I am in Melbourne, Australia, GMT+10

Lets work out a mutually convenient time and I will be happy to give you access to the box.

By: Mark Edwards (edwar64896) 2005-12-13 01:20:22.000-0600

Updated svn 1.2 trunk, applied patch.

Asterisk now rock solid under stated chanspy test conditions, however only the first of the spy channels channels is actually receiving any audio.

By: Kevin P. Fleming (kpfleming) 2005-12-13 10:13:58.000-0600

OK, I'm closing this bug report then as this problem is corrected. If you have a different issue, please open a new bug report for that one. Thanks!

By: Tilghman Lesher (tilghman) 2005-12-13 15:32:30.000-0600

This problem isn't corrected.  The last patch is simply an insertion of the macro code, so I can see exactly where it is crashing inside the macro.

By: Tilghman Lesher (tilghman) 2005-12-13 15:37:15.000-0600

edwar64896:  Please update to current SVN branch 1.2 and see if it still crashes.  If not, then this can indeed be closed, but it was premature to close this until we're sure that that is resolved (without any patch uploaded to this bug).

By: Kevin P. Fleming (kpfleming) 2005-12-13 16:57:20.000-0600

Sorry, I saw the patch from Corydon and thought it had already been committed. My mistake, shouldn't have closed the bug.

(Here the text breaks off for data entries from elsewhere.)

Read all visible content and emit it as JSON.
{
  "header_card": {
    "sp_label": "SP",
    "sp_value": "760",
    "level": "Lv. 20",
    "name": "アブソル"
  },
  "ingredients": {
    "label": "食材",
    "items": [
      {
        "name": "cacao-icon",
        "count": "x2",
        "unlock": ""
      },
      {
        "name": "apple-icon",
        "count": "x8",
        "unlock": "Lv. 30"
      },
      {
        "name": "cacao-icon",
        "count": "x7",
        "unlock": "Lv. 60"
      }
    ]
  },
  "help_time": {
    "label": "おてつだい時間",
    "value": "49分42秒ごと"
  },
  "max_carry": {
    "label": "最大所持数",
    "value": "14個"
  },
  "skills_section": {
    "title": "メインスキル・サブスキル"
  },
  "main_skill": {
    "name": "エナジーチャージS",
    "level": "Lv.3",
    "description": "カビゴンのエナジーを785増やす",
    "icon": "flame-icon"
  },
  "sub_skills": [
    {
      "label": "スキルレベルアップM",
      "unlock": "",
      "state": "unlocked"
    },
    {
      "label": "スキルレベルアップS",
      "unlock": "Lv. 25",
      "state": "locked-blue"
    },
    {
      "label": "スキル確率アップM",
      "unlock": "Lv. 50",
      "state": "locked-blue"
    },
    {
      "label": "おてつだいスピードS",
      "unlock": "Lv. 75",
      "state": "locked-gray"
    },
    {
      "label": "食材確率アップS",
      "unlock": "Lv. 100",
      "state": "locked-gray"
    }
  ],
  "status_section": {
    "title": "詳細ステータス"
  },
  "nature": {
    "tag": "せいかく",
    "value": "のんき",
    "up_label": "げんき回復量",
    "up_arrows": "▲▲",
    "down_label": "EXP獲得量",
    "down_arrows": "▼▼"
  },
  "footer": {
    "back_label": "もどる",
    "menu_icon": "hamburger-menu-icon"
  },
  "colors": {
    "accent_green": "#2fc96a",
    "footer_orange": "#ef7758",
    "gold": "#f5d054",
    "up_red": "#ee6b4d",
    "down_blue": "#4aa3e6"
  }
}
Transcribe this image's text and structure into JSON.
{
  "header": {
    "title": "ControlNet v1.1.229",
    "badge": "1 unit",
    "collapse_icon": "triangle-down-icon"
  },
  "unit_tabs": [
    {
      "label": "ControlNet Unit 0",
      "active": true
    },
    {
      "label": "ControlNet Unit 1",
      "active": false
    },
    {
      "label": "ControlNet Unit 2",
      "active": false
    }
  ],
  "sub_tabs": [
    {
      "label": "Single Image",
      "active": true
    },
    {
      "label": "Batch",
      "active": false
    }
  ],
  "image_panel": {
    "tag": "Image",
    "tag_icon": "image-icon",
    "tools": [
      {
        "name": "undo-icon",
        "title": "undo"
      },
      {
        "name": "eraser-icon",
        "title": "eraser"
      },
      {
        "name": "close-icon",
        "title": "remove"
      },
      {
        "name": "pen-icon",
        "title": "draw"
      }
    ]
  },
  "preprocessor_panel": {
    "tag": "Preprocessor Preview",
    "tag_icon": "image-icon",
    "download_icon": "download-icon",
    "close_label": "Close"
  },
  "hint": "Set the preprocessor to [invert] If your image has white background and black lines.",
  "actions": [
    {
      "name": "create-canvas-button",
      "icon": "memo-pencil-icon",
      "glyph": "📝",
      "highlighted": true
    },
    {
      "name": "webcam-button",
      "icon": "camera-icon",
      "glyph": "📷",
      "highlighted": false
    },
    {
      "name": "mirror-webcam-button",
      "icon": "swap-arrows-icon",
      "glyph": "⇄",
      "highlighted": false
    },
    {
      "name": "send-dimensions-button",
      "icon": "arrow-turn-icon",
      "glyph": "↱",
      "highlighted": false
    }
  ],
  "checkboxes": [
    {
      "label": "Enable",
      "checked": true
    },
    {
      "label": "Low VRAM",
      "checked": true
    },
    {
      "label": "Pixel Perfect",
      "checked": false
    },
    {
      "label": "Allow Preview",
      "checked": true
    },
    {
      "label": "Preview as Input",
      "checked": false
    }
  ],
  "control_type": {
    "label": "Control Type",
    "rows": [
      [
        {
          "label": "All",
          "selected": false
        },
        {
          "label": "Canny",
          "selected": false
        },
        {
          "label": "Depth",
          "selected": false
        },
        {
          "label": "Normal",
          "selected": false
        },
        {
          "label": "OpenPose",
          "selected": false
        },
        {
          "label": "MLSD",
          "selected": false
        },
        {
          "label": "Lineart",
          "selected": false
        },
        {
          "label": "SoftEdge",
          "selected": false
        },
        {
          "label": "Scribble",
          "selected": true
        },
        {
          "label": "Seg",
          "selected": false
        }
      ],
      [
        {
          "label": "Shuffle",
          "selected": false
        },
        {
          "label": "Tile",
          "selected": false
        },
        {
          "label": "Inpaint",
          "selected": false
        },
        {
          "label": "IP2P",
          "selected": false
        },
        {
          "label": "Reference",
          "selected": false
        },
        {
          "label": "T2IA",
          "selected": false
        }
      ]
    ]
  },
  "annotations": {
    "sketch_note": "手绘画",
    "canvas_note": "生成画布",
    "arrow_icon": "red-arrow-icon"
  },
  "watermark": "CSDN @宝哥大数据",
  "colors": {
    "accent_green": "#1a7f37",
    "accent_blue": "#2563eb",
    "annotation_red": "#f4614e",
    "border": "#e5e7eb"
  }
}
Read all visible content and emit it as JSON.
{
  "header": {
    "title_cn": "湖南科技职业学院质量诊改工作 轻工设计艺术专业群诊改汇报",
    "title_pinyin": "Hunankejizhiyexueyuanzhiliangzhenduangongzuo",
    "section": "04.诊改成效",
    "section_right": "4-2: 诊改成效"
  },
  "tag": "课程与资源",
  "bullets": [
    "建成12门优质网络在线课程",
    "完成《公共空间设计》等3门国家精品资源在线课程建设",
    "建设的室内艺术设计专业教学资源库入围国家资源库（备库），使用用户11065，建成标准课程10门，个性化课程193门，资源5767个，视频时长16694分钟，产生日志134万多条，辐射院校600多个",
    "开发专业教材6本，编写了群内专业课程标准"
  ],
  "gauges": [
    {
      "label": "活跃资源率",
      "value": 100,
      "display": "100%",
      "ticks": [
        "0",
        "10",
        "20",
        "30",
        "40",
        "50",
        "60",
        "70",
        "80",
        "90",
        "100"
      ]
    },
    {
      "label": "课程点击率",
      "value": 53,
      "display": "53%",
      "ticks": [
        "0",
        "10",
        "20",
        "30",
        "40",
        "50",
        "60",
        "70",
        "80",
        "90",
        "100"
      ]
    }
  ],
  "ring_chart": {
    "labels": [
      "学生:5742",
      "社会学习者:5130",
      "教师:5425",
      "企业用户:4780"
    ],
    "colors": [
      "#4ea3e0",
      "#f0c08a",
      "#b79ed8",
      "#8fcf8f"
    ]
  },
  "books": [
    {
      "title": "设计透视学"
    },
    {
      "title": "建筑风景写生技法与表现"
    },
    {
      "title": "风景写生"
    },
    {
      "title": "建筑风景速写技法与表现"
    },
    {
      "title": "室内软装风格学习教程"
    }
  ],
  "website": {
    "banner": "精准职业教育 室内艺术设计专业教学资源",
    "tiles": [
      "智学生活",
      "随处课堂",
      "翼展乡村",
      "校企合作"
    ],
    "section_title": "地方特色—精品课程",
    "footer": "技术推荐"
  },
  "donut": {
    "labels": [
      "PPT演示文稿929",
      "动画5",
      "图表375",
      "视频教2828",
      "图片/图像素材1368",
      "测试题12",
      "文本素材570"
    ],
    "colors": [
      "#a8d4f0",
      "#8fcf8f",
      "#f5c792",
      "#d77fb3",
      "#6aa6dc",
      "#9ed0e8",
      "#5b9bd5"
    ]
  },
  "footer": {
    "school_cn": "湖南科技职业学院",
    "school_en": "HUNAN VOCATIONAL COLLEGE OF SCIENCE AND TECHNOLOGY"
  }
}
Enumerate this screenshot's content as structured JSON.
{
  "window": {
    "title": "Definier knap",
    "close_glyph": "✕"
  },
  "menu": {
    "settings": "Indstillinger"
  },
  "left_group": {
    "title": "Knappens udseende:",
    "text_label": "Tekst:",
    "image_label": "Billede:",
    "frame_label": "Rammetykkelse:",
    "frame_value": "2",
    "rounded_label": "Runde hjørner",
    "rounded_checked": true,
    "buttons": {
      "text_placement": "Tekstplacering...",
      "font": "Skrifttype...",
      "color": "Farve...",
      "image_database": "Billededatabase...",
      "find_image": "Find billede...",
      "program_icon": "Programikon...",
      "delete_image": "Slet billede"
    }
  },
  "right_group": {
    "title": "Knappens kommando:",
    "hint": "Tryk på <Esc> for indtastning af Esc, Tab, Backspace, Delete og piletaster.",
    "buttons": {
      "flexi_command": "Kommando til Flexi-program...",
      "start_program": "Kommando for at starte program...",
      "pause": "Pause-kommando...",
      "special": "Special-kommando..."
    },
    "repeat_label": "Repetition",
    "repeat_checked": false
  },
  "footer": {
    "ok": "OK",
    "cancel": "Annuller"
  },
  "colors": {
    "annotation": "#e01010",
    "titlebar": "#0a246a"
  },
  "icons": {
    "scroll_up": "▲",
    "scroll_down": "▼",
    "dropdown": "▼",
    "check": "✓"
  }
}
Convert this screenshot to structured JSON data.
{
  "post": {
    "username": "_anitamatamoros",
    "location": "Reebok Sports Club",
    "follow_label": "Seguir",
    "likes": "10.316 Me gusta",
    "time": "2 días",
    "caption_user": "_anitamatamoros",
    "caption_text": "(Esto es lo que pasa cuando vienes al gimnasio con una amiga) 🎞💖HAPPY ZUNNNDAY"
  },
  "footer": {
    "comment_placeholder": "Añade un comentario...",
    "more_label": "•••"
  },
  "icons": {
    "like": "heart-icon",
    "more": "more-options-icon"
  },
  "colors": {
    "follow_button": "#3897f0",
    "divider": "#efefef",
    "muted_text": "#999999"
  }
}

By: Mark Edwards (edwar64896) 2005-12-13 19:36:13.000-0600

OK Thanks for reopening this.

I have removed include/asterisk/linkedlists.h and channel.c and done svn update to trunk/1.2

We are back to a crash situation under same conditions noted in the earlier part of this report.

We are now crashing in ast_channel_spy_remove during the AST_LIST_REMOVE macro at the point where....

1051                    typeof(spy) curspy = (&chan->spies->list)->first;
1052                    while (curspy->list.next != (spy))

Unfortunately, (&chan->spies->list)->first is 0x0 in line 1051 and we segfault on line 1052.

See attached BT, channel.c patch I am using for test and additional gdb variable info.



By: Mark Edwards (edwar64896) 2005-12-15 15:39:50.000-0600

Guys, can we set resolution status on this one to something other than fixed, so we don't give people unfamiliar with this bug the wrong impression..

ta.

By: Tilghman Lesher (tilghman) 2005-12-16 18:13:48.000-0600

I've made one more change to SVN that I think will solve the issue.  Please update to the latest 1.2 branch in SVN, and 'make clean dont-optimize' and try again.

By: Mark Edwards (edwar64896) 2005-12-16 18:43:12.000-0600

I am now unable to reproduce failure under stated test conditions.

Looks like that pesky race condition coupled with that linkedlist issue has been put to bed.

Many thanks for your help with this.